From the National Register nomination form, written by Cynthia de Miranda (see here for the entire text and supporting documentation):
The Forbus House has local significance under Criterion C in the area of Architecture. It is a well-articulated example of the rare Norman Provincial architectural style in a city with several early twentieth-century suburbs favoring picturesque revival styles. G. Murray Nelson of Raleigh designed the house for Dr. Wiley D. Forbus and Elizabeth Burger Forbus and their daughters. The house, completed in 1931, burned in 1933 and was immediately rebuilt. The asymmetrical massing, steeply pitched and varied roof forms, staggered chinmey stacks, masonry walls, and-most importantly-the central round tower with conical roof and vertical windows, express the Norman Provincial style of the house. The Forbus House was one of the first erected in Hope Valley, a suburban development built around a Donald Ross-designed golf course and meant to attract the faculty of a growing university as well as the second generation of successful businessmen in a booming textile and tobacco town. The house remains one of the most notable in the neighborhood and in the city due to the thorough treatment it received in an unusual architectural style. The period of significance is 1933, the year the existing house was completed.

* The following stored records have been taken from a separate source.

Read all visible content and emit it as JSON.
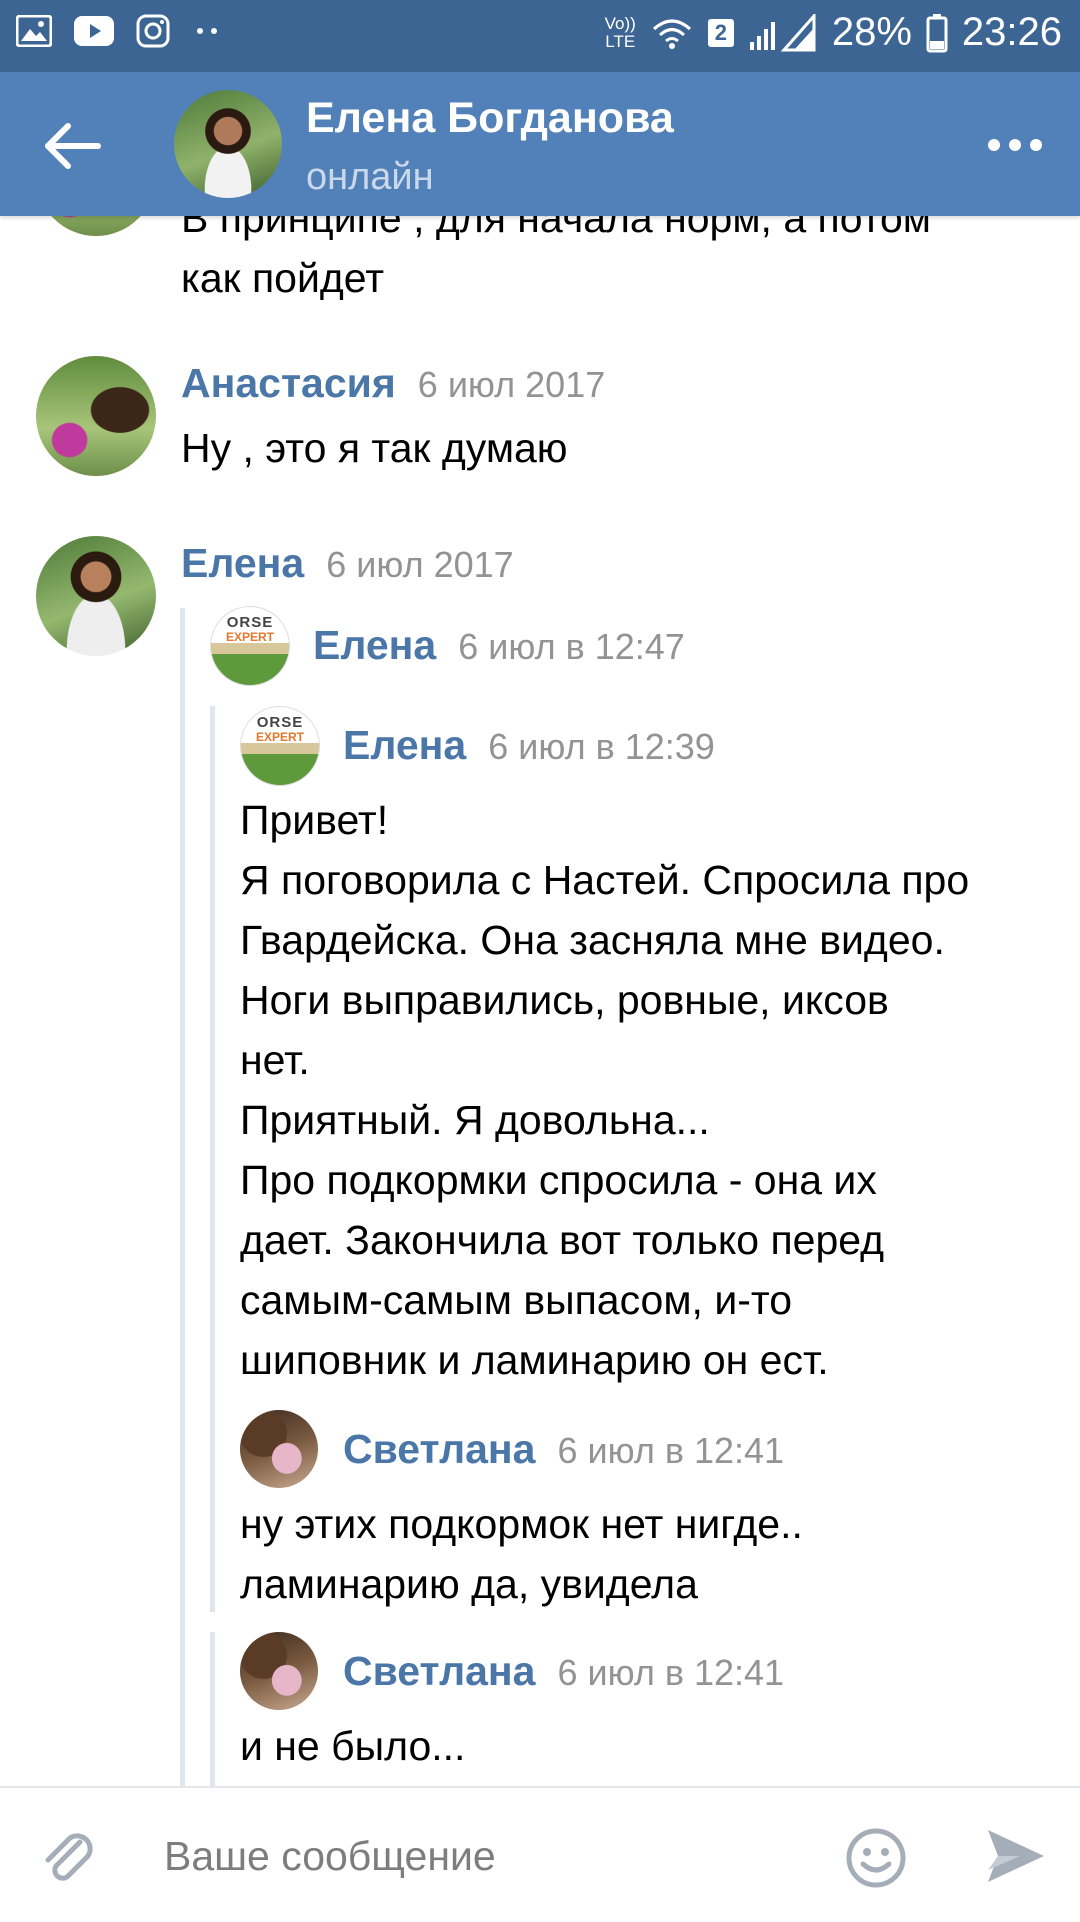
{
  "status_bar": {
    "volte_top": "Vo))",
    "volte_bottom": "LTE",
    "sim_badge": "2",
    "battery": "28%",
    "time": "23:26",
    "icons": [
      "gallery-icon",
      "youtube-icon",
      "instagram-icon",
      "more-notifications-icon",
      "wifi-icon",
      "signal-icon",
      "battery-icon"
    ]
  },
  "header": {
    "contact_name": "Елена Богданова",
    "contact_status": "онлайн",
    "back_icon": "arrow-left-icon",
    "more_icon": "more-horizontal-icon"
  },
  "messages": {
    "partial_top": {
      "text": "В принципе , для начала норм, а потом\nкак пойдет"
    },
    "anastasia": {
      "author": "Анастасия",
      "date": "6 июл 2017",
      "text": "Ну , это я так думаю"
    },
    "elena": {
      "author": "Елена",
      "date": "6 июл 2017",
      "forward_1": {
        "author": "Елена",
        "date": "6 июл в 12:47",
        "avatar_text_1": "ORSE",
        "avatar_text_2": "EXPERT",
        "nested": {
          "author": "Елена",
          "date": "6 июл в 12:39",
          "text": "Привет!\nЯ поговорила с Настей. Спросила про\nГвардейска. Она засняла мне видео.\nНоги выправились, ровные, иксов\nнет.\nПриятный. Я довольна...\nПро подкормки спросила - она их\nдает. Закончила вот только перед\nсамым-самым выпасом, и-то\nшиповник и ламинарию он ест."
        }
      },
      "forward_2": {
        "author": "Светлана",
        "date": "6 июл в 12:41",
        "text": "ну этих подкормок нет нигде..\nламинарию да, увидела"
      },
      "forward_3": {
        "author": "Светлана",
        "date": "6 июл в 12:41",
        "text": "и не было..."
      }
    }
  },
  "composer": {
    "placeholder": "Ваше сообщение",
    "attach_icon": "paperclip-icon",
    "emoji_icon": "smiley-icon",
    "send_icon": "send-icon"
  },
  "colors": {
    "status_bar": "#3d6593",
    "header": "#5181b8",
    "author_link": "#4a76a8",
    "date_text": "#939393",
    "quote_line": "#dfe6ee"
  }
}
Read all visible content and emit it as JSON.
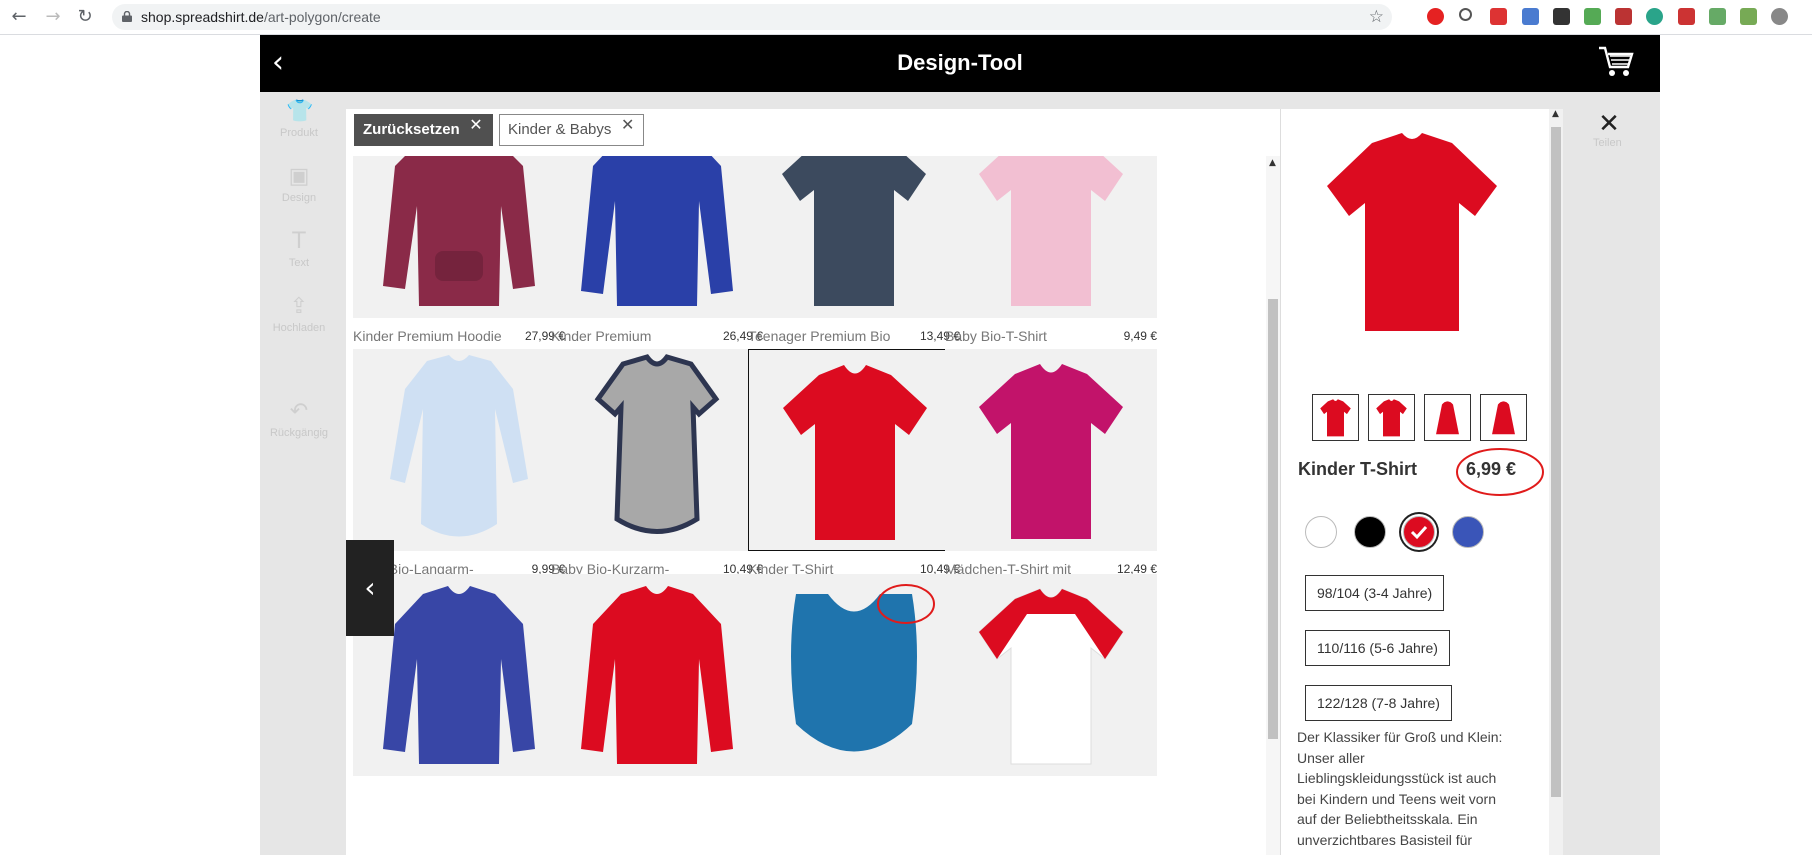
{
  "browser": {
    "url_host": "shop.spreadshirt.de",
    "url_path": "/art-polygon/create"
  },
  "app": {
    "title": "Design-Tool"
  },
  "sidebar": {
    "items": [
      {
        "label": "Produkt",
        "icon": "shirt-icon"
      },
      {
        "label": "Design",
        "icon": "image-icon"
      },
      {
        "label": "Text",
        "icon": "text-icon"
      },
      {
        "label": "Hochladen",
        "icon": "upload-icon"
      },
      {
        "label": "Rückgängig",
        "icon": "undo-icon"
      }
    ]
  },
  "share": {
    "label": "Teilen"
  },
  "filters": {
    "reset_label": "Zurücksetzen",
    "active_filter": "Kinder & Babys"
  },
  "products": [
    {
      "name": "Kinder Premium Hoodie",
      "price": "27,99 €",
      "color": "#8a2a48",
      "shape": "hoodie"
    },
    {
      "name": "Kinder Premium Pullover",
      "price": "26,49 €",
      "color": "#2a40a8",
      "shape": "long"
    },
    {
      "name": "Teenager Premium Bio T-Shirt",
      "price": "13,49 €",
      "color": "#3c4a5e",
      "shape": "tee"
    },
    {
      "name": "Baby Bio-T-Shirt",
      "price": "9,49 €",
      "color": "#f2bfd2",
      "shape": "tee"
    },
    {
      "name": "Baby Bio-Langarm-Body",
      "price": "9,99 €",
      "color": "#cfe0f3",
      "shape": "body-long"
    },
    {
      "name": "Baby Bio-Kurzarm-Kontrastbody",
      "price": "10,49 €",
      "color": "#a8a8a8",
      "shape": "body-short"
    },
    {
      "name": "Kinder T-Shirt",
      "price": "10,49 €",
      "color": "#dc0b20",
      "shape": "tee",
      "selected": true
    },
    {
      "name": "Mädchen-T-Shirt mit Raffungen",
      "price": "12,49 €",
      "color": "#c2136a",
      "shape": "tee"
    },
    {
      "name": "",
      "price": "",
      "color": "#3846a6",
      "shape": "long"
    },
    {
      "name": "",
      "price": "",
      "color": "#dc0b20",
      "shape": "long"
    },
    {
      "name": "",
      "price": "",
      "color": "#1f74ad",
      "shape": "bib"
    },
    {
      "name": "",
      "price": "",
      "color": "#dc0b20",
      "shape": "raglan"
    }
  ],
  "detail": {
    "product_name": "Kinder T-Shirt",
    "price": "6,99 €",
    "main_color": "#dc0b20",
    "colors": [
      {
        "hex": "#ffffff",
        "selected": false
      },
      {
        "hex": "#000000",
        "selected": false
      },
      {
        "hex": "#dc0b20",
        "selected": true
      },
      {
        "hex": "#3a55b8",
        "selected": false
      }
    ],
    "sizes": [
      "98/104 (3-4 Jahre)",
      "110/116 (5-6 Jahre)",
      "122/128 (7-8 Jahre)"
    ],
    "description": "Der Klassiker für Groß und Klein: Unser aller Lieblingskleidungsstück ist auch bei Kindern und Teens weit vorn auf der Beliebtheitsskala. Ein unverzichtbares Basisteil für"
  }
}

Dr. and Mrs. Forbus hired Raleigh architect G. Murray Nelson of the firm Nelson & Cooper to design their home. Nelson had worked alone and in partnership with J. A. Salter before forming a partnership with Thomas W. Cooper in 1921; Cooper had been
chief draftsman for Salter & Nelson for the last years of that partnership. Throughout the 1920s, Nelson & Cooper designed houses in Raleigh's early suburbs, often in the Colonial Revival style. The firm also designed the State Agriculture Building on Capitol Square and buildings on the campus of North Carolina State College. Also throughout the 1920s, Nelson kept an office in his name only in the First National Bank Building at 123 West Main Street in Durham. Nelson lived in Raleigh throughout the 1920s and had a manager run the Durham office, but he continued to list himself and his Durham address in the classified section of the city directory. It is likely that Nelson designed some houses in Durham's burgeoning suburban neighborhoods before he was engaged by the Forbuses to build their new home. As construction began on the Forbus House, another notable Nelson design was underway on Minerva Avenue in Trinity Park: the Kronheimer House is a large, two-story brick house designed in the Renaissance Revival style with Italian or Mediterranean influences and featuring that style's characteristic tiled hip roof, arched windows and door, and deep, bracketed eaves. A recessed comer porch-with arches supported by slender Ionic columns-gives the house a slightly asymmetrical facade, an unusual element in the style. Still, Nelson's Kronheimer House is the city's "foremost example" of the Renaissance Revival style, just as the Forbus House is Durham's best representation of the Norman Provincial style.